“Timing and Amount of Public Pay Raises”

A contract ratifying pay hikes between 10.25 per cent to 17.3 per cent over the coming 2.5 years has been approved by trade unions representing approximately 385,000 public and civil service workers. The initial round of pay rises is expected to roll out right away, however, bearing in mind previous agreements, there may be some delays in the system. It is anticipated that the majority of public sector workers will see first-time increases and backlog payments within 2 to 3 months.

Unions have expressed their desire for the first instalment to be completed by the end of May to avoid overlapping with the hike that is due in June. By the closing of the year, all relevant employees should have seen a pay boost ranging from 4.25 to 7.5 percent. This will also influence other workers and public sector retirees whose pay is connected to public sector rates.

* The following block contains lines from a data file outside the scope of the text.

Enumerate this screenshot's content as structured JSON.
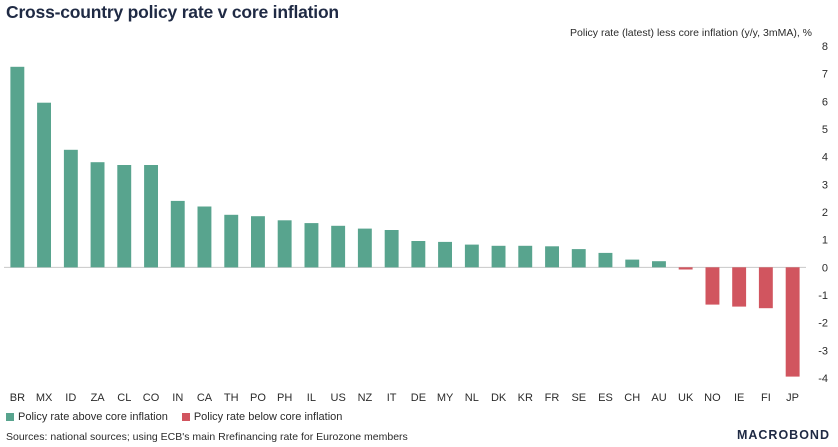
{
  "header": {
    "title": "Cross-country policy rate v core inflation",
    "subtitle": "Policy rate (latest) less core inflation (y/y, 3mMA), %"
  },
  "legend": {
    "above_label": "Policy rate above core inflation",
    "below_label": "Policy rate below core inflation"
  },
  "footer": {
    "source": "Sources: national sources; using ECB's main Rrefinancing rate for Eurozone members",
    "brand": "MACROBOND"
  },
  "colors": {
    "positive": "#58a48e",
    "negative": "#d1555f",
    "grid": "#c8c8c8"
  },
  "chart_data": {
    "type": "bar",
    "title": "Cross-country policy rate v core inflation",
    "subtitle": "Policy rate (latest) less core inflation (y/y, 3mMA), %",
    "categories": [
      "BR",
      "MX",
      "ID",
      "ZA",
      "CL",
      "CO",
      "IN",
      "CA",
      "TH",
      "PO",
      "PH",
      "IL",
      "US",
      "NZ",
      "IT",
      "DE",
      "MY",
      "NL",
      "DK",
      "KR",
      "FR",
      "SE",
      "ES",
      "CH",
      "AU",
      "UK",
      "NO",
      "IE",
      "FI",
      "JP"
    ],
    "values": [
      7.25,
      5.95,
      4.25,
      3.8,
      3.7,
      3.7,
      2.4,
      2.2,
      1.9,
      1.85,
      1.7,
      1.6,
      1.5,
      1.4,
      1.35,
      0.95,
      0.92,
      0.82,
      0.78,
      0.78,
      0.76,
      0.66,
      0.52,
      0.28,
      0.22,
      -0.08,
      -1.35,
      -1.42,
      -1.48,
      -3.95
    ],
    "ylim": [
      -4,
      8
    ],
    "yticks": [
      -4,
      -3,
      -2,
      -1,
      0,
      1,
      2,
      3,
      4,
      5,
      6,
      7,
      8
    ],
    "axis_side": "right",
    "grid": false,
    "legend_position": "bottom-left"
  }
}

The wage agreement reached between the government and unions a month back has been officially ratified by the unions. This clears the path for the Department of Public Enterprise and Reform to give their consent and for the varied employers involved to put the deal in action. The deal will initially affect an estimated 385,000 state employees, with the number expected to swell with the addition of public service retirees who will see pension increases as well as other workers whose salaries are tied to Civil Service grades.

The health sector will see the most impact, with around 140,000 workers, followed closely by nearly 125,000 employees, mostly teachers, in the education sector. Additionally, the deal will affect 46,000 civil servants, 32,000 local authority employees, approximately 15,000 gardaí, and 8,000 Defense Forces members.

The terms of the agreement dictate that employees will see a minimum pay increase of 10.25 per cent over the 2.5 year span of the contract. Larger percentage increases are hedged for those on the lower pay scale. The first increment will be backdated to January 1st of this year, and will result in those earning up to €50,000 annually receiving an extra €1,125 every year, or approximately €90 monthly before tax. Higher earners will see a 2.25 per cent rise, with top bracket earners potentially receiving nearly €500 monthly increments before tax.

The distribution of funds may differ from one category to another. It is expected that individuals employed by the good offices or compensated by government divisions will be the first to obtain their finances.

The ultimate pay compromise, which was settled in late 2022, resulted in the majority of civil servants obtaining their pay rises within a few months. In the educational sector, those who were paid directly by the Education Department usually got their pay within the same period, preceding those working for the Education and Training Boards.

However, in the health sector, substantial delays were noted. The Irish Nurses & Midwives Organisation (INMO) General Secretary, Phil Ní Sheaghdha, mentioned that some of her association’s members waited for up to eight months. She hopes for the salary to be distributed next month, but it seems unlikely due to the assortment of various employers delivering services on behalf of the HSE and Health Department.

When the payments are eventually received, will they be retroactive?
They certainly will. Workers on the lower pay scale, earning up to €50,000, will receive about €90 for every month since the beginning of the year, whereas others will receive 2.25 percent of their total pay. Starting from June, there will be an additional 1% increase, and an extra 1% or €500, whichever is greater, from October.

And what about the remainder of the agreement?
Additional raises have been scheduled for March, August, and September next year, with the final hike based on a local bargaining provision to address claims specific to their ranks or sectors.

The assumption is that all future increases will be dispersed on schedule, as the employers have been given sufficient notice.

Are there other facets to the deal?
The focus of the unions is on the local bargaining aspect, which envisages a 1% increase next year and a further 2% hike in the subsequent national pay agreement.

On the other hand, the government sees parts of the agreement relating to skills, work practices, and technology as avenues for improving efficiency.

Additionally, the deal includes provisions for employing direct personnel where feasible, as opposed to workers from agencies or contracted entities. Both parties are dedicated towards resolving issues impacting firefighters, ambulance teams, and local authority workers.